Learning in nursing occurs through the integration of multiple ways of knowing. Self-awareness, reflection, and ethical and critical reasoning are important aspects of the learning that occurs in practice situations and through interprofessional collaboration. A supportive environment for learning is one which respects and values the contributions of each person and is a collaborative relationship between faculty, and students. The completion of a nursing degree is not an end-point but the beginning of a life-long commitment to learning.

Roach, S. (1997). Caring from the heart: The convergence of caring and spirituality. Mahwah, NJ: Paulist Press.

Last edited 9/24/2012, 11/26/2012, 12/14/2012, and 01/10/2013

Program Outcomes

BSN Program Outcomes

Click here to view the BSN Program Outcomes.

MS(N) Program Outcomes

The master’s nursing graduate will:

I. Demonstrate competence in a defined role or area of advanced nursing practice.

II. Utilize the process of scientific inquiry to translate evidence into advanced nursing practice.

III. Demonstrate cultural sensitivity and an understanding of human diversity in delivery of health care across the lifespan.

IV. Build and lead collaborative interprofessional care teams to improve quality outcomes.

V. Lead in the integration of healthcare services across practice environments.

VI. Promote excellence in practice environments through a commitment to lifelong learning.

DNP Program Outcomes

Upon completion of the DNP program, graduates will:

I.  Analyze and integrate evidence from nursing science with evidence from other relevant scientific disciplines to form a scientific foundation for advanced practice in nursing.
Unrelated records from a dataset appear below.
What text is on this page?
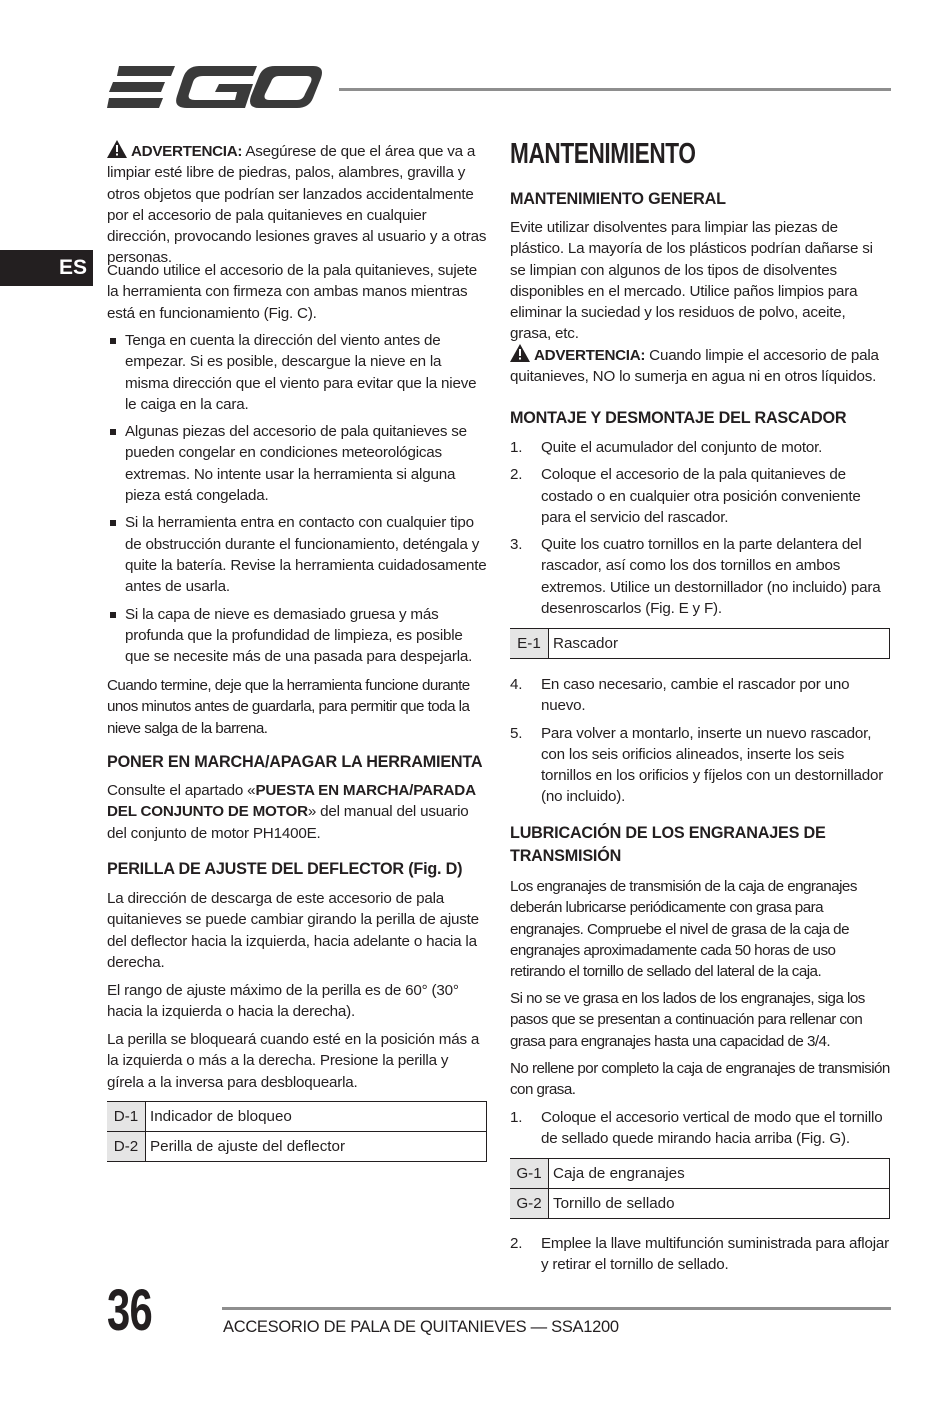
ES

ADVERTENCIA: Asegúrese de que el área que va a limpiar esté libre de piedras, palos, alambres, gravilla y otros objetos que podrían ser lanzados accidentalmente por el accesorio de pala quitanieves en cualquier dirección, provocando lesiones graves al usuario y a otras personas.

Cuando utilice el accesorio de la pala quitanieves, sujete la herramienta con firmeza con ambas manos mientras está en funcionamiento (Fig. C).

Tenga en cuenta la dirección del viento antes de empezar. Si es posible, descargue la nieve en la misma dirección que el viento para evitar que la nieve le caiga en la cara.
Algunas piezas del accesorio de pala quitanieves se pueden congelar en condiciones meteorológicas extremas. No intente usar la herramienta si alguna pieza está congelada.
Si la herramienta entra en contacto con cualquier tipo de obstrucción durante el funcionamiento, deténgala y quite la batería. Revise la herramienta cuidadosamente antes de usarla.
Si la capa de nieve es demasiado gruesa y más profunda que la profundidad de limpieza, es posible que se necesite más de una pasada para despejarla.

Cuando termine, deje que la herramienta funcione durante unos minutos antes de guardarla, para permitir que toda la nieve salga de la barrena.

PONER EN MARCHA/APAGAR LA HERRAMIENTA

Consulte el apartado «PUESTA EN MARCHA/PARADA DEL CONJUNTO DE MOTOR» del manual del usuario del conjunto de motor PH1400E.

PERILLA DE AJUSTE DEL DEFLECTOR (Fig. D)

La dirección de descarga de este accesorio de pala quitanieves se puede cambiar girando la perilla de ajuste del deflector hacia la izquierda, hacia adelante o hacia la derecha.

El rango de ajuste máximo de la perilla es de 60° (30° hacia la izquierda o hacia la derecha).

La perilla se bloqueará cuando esté en la posición más a la izquierda o más a la derecha. Presione la perilla y gírela a la inversa para desbloquearla.

D-1	Indicador de bloqueo
D-2	Perilla de ajuste del deflector
MANTENIMIENTO
MANTENIMIENTO GENERAL

Evite utilizar disolventes para limpiar las piezas de plástico. La mayoría de los plásticos podrían dañarse si se limpian con algunos de los tipos de disolventes disponibles en el mercado. Utilice paños limpios para eliminar la suciedad y los residuos de polvo, aceite, grasa, etc.

ADVERTENCIA: Cuando limpie el accesorio de pala quitanieves, NO lo sumerja en agua ni en otros líquidos.

MONTAJE Y DESMONTAJE DEL RASCADOR
1. Quite el acumulador del conjunto de motor.
2. Coloque el accesorio de la pala quitanieves de costado o en cualquier otra posición conveniente para el servicio del rascador.
3. Quite los cuatro tornillos en la parte delantera del rascador, así como los dos tornillos en ambos extremos. Utilice un destornillador (no incluido) para desenroscarlos (Fig. E y F).
E-1	Rascador
4. En caso necesario, cambie el rascador por uno nuevo.
5. Para volver a montarlo, inserte un nuevo rascador, con los seis orificios alineados, inserte los seis tornillos en los orificios y fíjelos con un destornillador (no incluido).
LUBRICACIÓN DE LOS ENGRANAJES DE TRANSMISIÓN

Los engranajes de transmisión de la caja de engranajes deberán lubricarse periódicamente con grasa para engranajes. Compruebe el nivel de grasa de la caja de engranajes aproximadamente cada 50 horas de uso retirando el tornillo de sellado del lateral de la caja.

Si no se ve grasa en los lados de los engranajes, siga los pasos que se presentan a continuación para rellenar con grasa para engranajes hasta una capacidad de 3/4.

No rellene por completo la caja de engranajes de transmisión con grasa.

1. Coloque el accesorio vertical de modo que el tornillo de sellado quede mirando hacia arriba (Fig. G).
G-1	Caja de engranajes
G-2	Tornillo de sellado
2. Emplee la llave multifunción suministrada para aflojar y retirar el tornillo de sellado.
36	ACCESORIO DE PALA DE QUITANIEVES — SSA1200
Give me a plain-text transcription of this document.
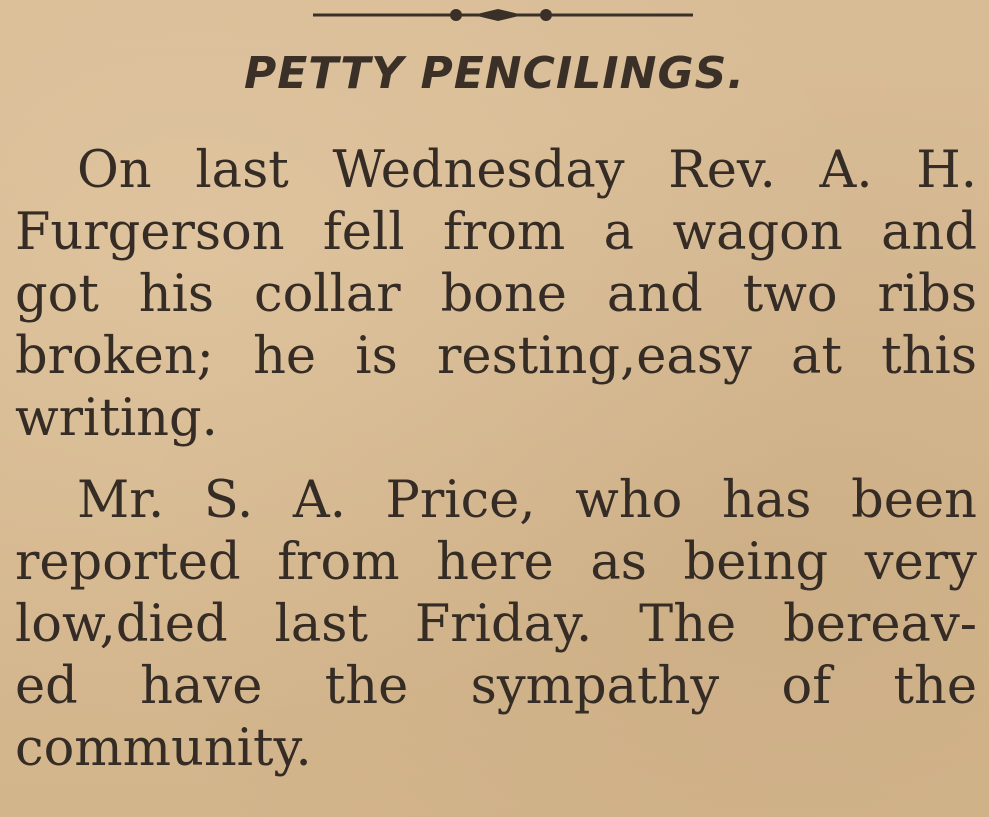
PETTY PENCILINGS.
On last Wednesday Rev. A. H.
Furgerson fell from a wagon and
got his collar bone and two ribs
broken; he is resting,easy at this
writing.
Mr. S. A. Price, who has been
reported from here as being very
low,died last Friday. The bereav-
ed have the sympathy of the
community.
II.  Apply clinical scholarship, scientific evidence, and analytical methods to improve health care outcomes.

III.  Develop and evaluate systems to enhance safety and quality of health care.

IV.  Advocate and participate in collaborative interdisciplinary efforts to improve health outcomes at the practice/organization, community, state and national levels.

V.  Engage in culturally competent and ethically sound advanced nursing practice.

VI.  Demonstrate leadership in the improvement of patient outcomes and transformation of health care delivery.

VII.  Directly manage complex health problems of clients or develop and implement organizational systems to facilitate access and navigation of the health care system.